Determinare l’attività della nitrogenasi

Se ci accorgiamo che il batterio che stiamo analizzando è un batterio azotofissatore possiamo anche determinare l’attività nitrogenasica mediante il saggio di riduzione dell’acetilene (saggio ARA). L’acetilene, infatti, può fungere da substrato della nitrogenasi.

Leggi i nostri appunti su nitrogenasi e fissazione dell’azoto

Per effettuare il saggio ARA aggiungiamo al mezzo di coltura una certa quantità di acetilene e, se i batteri possiedono la nitrogenasi, l’acetilene verrà ridotto e si formerà etilene.

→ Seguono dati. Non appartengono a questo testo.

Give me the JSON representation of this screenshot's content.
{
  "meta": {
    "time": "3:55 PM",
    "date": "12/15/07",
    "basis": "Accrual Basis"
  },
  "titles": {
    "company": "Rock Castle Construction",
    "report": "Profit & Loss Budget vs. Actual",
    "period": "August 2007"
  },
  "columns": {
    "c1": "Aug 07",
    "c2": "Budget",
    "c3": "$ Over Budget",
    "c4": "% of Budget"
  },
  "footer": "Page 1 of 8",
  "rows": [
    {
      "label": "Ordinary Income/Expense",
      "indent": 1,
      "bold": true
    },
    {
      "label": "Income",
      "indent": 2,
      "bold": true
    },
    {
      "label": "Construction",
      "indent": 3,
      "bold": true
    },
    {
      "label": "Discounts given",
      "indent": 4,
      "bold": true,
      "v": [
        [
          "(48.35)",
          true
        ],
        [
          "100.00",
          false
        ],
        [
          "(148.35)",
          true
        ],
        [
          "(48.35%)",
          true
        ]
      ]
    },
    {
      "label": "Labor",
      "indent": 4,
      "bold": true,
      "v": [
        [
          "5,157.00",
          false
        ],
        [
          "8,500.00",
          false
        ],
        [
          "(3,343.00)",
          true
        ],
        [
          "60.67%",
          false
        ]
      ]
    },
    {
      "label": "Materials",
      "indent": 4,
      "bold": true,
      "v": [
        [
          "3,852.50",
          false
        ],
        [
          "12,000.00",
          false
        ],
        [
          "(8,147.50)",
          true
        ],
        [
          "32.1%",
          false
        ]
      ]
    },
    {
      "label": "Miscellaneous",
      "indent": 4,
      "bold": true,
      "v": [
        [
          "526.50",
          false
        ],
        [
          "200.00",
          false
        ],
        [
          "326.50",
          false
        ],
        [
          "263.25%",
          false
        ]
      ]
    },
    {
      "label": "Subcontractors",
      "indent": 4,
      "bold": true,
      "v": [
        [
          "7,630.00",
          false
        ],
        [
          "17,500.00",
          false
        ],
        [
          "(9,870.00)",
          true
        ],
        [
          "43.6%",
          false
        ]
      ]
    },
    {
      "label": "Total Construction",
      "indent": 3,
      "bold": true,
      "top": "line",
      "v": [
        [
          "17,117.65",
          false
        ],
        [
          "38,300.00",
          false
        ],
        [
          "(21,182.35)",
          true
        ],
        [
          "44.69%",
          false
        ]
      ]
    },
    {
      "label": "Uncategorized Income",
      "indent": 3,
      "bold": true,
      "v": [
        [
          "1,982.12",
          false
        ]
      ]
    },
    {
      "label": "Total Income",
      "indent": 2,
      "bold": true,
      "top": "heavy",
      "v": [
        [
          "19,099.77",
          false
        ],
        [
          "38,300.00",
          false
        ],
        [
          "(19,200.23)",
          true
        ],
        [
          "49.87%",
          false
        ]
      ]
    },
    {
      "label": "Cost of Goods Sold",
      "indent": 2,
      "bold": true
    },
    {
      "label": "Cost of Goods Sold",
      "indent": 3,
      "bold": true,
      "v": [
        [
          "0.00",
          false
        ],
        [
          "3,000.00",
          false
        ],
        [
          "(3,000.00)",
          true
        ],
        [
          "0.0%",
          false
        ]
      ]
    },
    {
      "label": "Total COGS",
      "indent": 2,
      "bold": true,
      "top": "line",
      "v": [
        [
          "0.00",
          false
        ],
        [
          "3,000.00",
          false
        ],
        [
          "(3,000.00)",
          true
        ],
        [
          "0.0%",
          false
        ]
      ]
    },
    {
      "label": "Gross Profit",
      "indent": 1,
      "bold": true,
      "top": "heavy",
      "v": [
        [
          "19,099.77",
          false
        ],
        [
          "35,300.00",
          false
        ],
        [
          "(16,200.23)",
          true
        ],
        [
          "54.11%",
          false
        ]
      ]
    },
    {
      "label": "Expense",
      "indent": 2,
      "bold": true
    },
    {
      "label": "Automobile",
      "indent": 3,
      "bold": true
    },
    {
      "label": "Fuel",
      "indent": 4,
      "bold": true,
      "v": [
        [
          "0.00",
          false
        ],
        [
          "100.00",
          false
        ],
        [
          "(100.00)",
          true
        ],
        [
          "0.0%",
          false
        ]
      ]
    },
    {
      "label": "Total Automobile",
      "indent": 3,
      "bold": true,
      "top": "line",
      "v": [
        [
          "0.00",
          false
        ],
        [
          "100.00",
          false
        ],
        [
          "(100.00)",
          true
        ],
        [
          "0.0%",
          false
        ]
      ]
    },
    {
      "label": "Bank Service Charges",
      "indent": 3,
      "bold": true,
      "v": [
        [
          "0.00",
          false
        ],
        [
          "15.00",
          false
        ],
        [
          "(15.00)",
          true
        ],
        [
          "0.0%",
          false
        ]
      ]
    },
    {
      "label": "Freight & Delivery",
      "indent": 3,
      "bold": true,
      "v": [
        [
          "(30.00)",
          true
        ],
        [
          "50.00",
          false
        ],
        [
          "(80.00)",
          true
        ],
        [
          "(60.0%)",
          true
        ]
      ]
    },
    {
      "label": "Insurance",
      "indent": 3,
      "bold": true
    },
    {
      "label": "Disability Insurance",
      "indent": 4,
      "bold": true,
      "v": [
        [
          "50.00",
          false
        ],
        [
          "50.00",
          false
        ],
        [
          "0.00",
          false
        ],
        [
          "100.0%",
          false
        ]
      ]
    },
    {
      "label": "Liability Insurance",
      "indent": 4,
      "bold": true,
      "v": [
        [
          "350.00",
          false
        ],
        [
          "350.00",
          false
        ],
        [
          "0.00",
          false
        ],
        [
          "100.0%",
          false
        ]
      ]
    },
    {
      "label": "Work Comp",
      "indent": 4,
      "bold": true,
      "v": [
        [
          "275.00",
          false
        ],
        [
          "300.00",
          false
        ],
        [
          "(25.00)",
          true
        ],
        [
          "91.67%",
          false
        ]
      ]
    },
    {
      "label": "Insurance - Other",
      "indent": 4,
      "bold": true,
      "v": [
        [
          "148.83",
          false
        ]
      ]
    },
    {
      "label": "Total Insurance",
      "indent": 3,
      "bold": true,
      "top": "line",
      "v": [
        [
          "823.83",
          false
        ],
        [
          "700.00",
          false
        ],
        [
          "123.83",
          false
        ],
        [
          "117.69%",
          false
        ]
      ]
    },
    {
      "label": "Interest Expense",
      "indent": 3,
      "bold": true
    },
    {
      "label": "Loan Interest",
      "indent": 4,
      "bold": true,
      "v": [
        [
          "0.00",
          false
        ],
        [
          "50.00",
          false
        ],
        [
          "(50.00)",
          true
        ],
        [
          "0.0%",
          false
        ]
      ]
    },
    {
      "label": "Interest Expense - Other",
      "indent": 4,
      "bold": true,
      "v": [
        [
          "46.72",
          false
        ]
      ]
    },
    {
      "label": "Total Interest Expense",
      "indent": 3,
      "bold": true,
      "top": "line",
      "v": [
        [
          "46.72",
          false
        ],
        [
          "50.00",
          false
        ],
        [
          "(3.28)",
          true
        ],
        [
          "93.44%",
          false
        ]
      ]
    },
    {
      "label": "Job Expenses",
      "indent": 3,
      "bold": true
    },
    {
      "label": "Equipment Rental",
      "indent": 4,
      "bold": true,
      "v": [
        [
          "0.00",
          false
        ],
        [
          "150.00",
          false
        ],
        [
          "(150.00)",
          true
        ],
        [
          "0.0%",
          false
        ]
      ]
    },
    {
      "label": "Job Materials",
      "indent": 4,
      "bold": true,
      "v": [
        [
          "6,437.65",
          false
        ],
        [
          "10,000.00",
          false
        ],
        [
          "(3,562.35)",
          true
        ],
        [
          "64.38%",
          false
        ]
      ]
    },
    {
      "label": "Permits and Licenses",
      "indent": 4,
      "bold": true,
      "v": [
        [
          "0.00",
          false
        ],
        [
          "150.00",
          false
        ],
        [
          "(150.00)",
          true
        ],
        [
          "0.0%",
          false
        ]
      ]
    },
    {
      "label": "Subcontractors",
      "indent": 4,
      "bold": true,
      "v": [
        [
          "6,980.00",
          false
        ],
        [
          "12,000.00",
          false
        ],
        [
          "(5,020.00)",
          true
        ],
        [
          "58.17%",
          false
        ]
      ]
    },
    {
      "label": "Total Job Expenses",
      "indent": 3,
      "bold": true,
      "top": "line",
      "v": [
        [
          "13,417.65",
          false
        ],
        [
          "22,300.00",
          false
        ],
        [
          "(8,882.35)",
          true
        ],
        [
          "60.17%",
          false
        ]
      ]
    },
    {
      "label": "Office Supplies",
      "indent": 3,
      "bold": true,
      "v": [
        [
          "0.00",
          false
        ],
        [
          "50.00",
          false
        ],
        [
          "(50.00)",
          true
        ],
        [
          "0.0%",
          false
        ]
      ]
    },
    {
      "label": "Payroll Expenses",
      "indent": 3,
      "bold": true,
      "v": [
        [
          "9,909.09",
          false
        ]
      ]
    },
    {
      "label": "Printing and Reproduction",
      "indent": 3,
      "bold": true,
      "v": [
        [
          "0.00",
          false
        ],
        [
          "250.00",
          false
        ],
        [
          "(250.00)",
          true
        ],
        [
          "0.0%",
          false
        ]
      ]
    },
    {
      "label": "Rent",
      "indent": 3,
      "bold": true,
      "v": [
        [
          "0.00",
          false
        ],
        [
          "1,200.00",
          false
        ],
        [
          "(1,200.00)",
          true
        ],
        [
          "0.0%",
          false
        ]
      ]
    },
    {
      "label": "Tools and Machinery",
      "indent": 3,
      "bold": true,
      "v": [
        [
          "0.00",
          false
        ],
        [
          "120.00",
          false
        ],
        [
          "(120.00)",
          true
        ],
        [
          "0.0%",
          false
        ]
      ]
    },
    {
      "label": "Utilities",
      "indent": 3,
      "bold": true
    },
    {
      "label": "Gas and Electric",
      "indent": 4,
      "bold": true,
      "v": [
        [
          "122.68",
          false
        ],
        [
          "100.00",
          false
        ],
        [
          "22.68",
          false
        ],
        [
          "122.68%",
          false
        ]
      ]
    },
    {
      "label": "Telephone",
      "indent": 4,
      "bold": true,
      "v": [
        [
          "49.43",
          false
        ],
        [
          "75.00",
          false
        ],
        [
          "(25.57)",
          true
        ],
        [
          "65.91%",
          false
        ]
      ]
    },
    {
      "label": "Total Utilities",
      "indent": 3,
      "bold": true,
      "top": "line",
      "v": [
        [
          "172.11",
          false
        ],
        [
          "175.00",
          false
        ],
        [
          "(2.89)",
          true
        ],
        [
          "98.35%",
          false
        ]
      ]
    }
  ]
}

Sia l’acetilene che l’etilene sono due molecole facili da dosare utilizzando un gascromatografo.

Nel tempo andiamo a valutare l’eventuale riduzione dell’acetilene e l’eventuale aumento dell’etilene. Ovviamente le reazioni non sono esattamente comparabili dal punto di vista stechiometrico, qui bastano 2H e non ne servono 8 come per la reazione di fissazione dell’azoto. Per questo motivo per valutare l’attività nitrogenasica bisogna dividere per 3.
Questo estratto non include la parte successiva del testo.